One of my goals was to keep things as dynamic as possible, because I foresee linking the SMC to an interactive environment like Matlab or some scripting / rapid prototyping language (hence the Common Lisp interface, as Lisp is excellent for rapid prototyping). Scientific computing is moving towards a more interactive user environment, even in the parallel realm, so I think it's helpful to provide an infrastructure that enables dynamic use.
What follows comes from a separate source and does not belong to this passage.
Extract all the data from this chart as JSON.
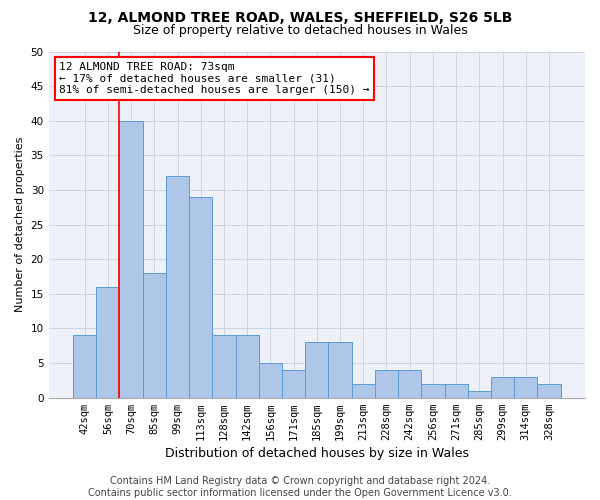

One example of the SMC's dynamicity is that multiple matrices with different element data types (real, complex or pattern) can coexist simultaneously (without needing to recompile the library). Incorporation into the extensive OSKI library will allow flexible addition of new matrix formats without needing to recompile, and the option to tune the matrix datatype for maximum performance. Rich's OSKI library is an amazing piece of work, and I'm glad to have his support on this project.

Shorter-term goals

• Putting header files in their own directory namespace, in order to avoid collisions with other projects' header files, as well as to allow simplifying the names of header files. Thus, we can write

  #include <bebop/util/malloc.h>
  

  rather than

  #include <smvm_malloc.h>
  

  I finished implementing this change on 12 Nov 2007.
• Separating low-level conversion / parsing code from high-level representation (i.e., anything that requires a header file, or struct or enum definitions). This would allow other library authors to use our converters, without requiring them to commit to our structs, enums, or other particulars of our higher-level representations. It would also ease the transition to automatically generated converters and parsers, in the style of the Bernoulli Sparse Compiler Toolkit.

Medium-term ideas

• Rewriting the Harwell-Boeing sparse matrix file parser. I discuss the relevant issues on this page. The parsers for the other supported file formats should also be made more fault-tolerant. I have a prototype in Lisp, but getting it to work in C and be robust and fault-tolerant is nontrivial.
• Integration with OSKI. There are some design differences to work out. We'll start by extracting the low-level kernels (e.g. conversion routines) and work from there to a common higher-level interface.
• Round out the type converters: eventually it should be possible to convert from any type to any other type (allowing for the possibility of going through an intermediate type like CSR).
• Automatic file format detection: It should be pretty easy to guess whether a file is in Matrix Market or Harwell-Boeing format, just from looking at the first line.

Longer-term ideas

• Format conversion reasoning: Construct a graph of the available type conversions, so that if a user specifies any two formats, the library can convert from one to the other by following the appropriate available paths (e.g. BCSR to CSR to JAD). This would be part of a matrix format management system, part of which is already in place in OSKI.
• Out-of-core conversion routines: In most cases, format conversion requires making a copy of the matrix. For large matrices, the resulting memory requirements may be prohibitive. It would be helpful if in those cases, the library could be smart enough to use an out-of-core conversion algorithm. I imagine the user would have to specify a place for temp files, as heavy usage of /tmp can be harmful on some systems, and using NFS-mounted home directories could also be a bad idea. I like this idea with an interactive system better, as the library could notify users if the matrix is too large and ask whether to try an out-of-core algorithm or give up. With the big batch jobs, you might want static control of that situation, because I think the out-of-core algorithms will be slow (basically at disk bandwidth speeds rather than memory bandwidth speeds). But it's still helpful to have a failsafe so that the code won't crash and waste the job.
• Parallel matrix data structures: The BeBOP group wants to move towards applying tuning techniques to distributed matrices as a whole (rather than to the local components only). In that case, we would need robust format conversion routines that could interact with parallel file formats such as HDF. However, I'm not sure what the user demand is for this sort of thing. If users usually generate matrices on-the-fly and don't save them to disk, then it's probably not worthwhile to support complicated parallel formats. Benchmarkers can afford to do simple conversions offline.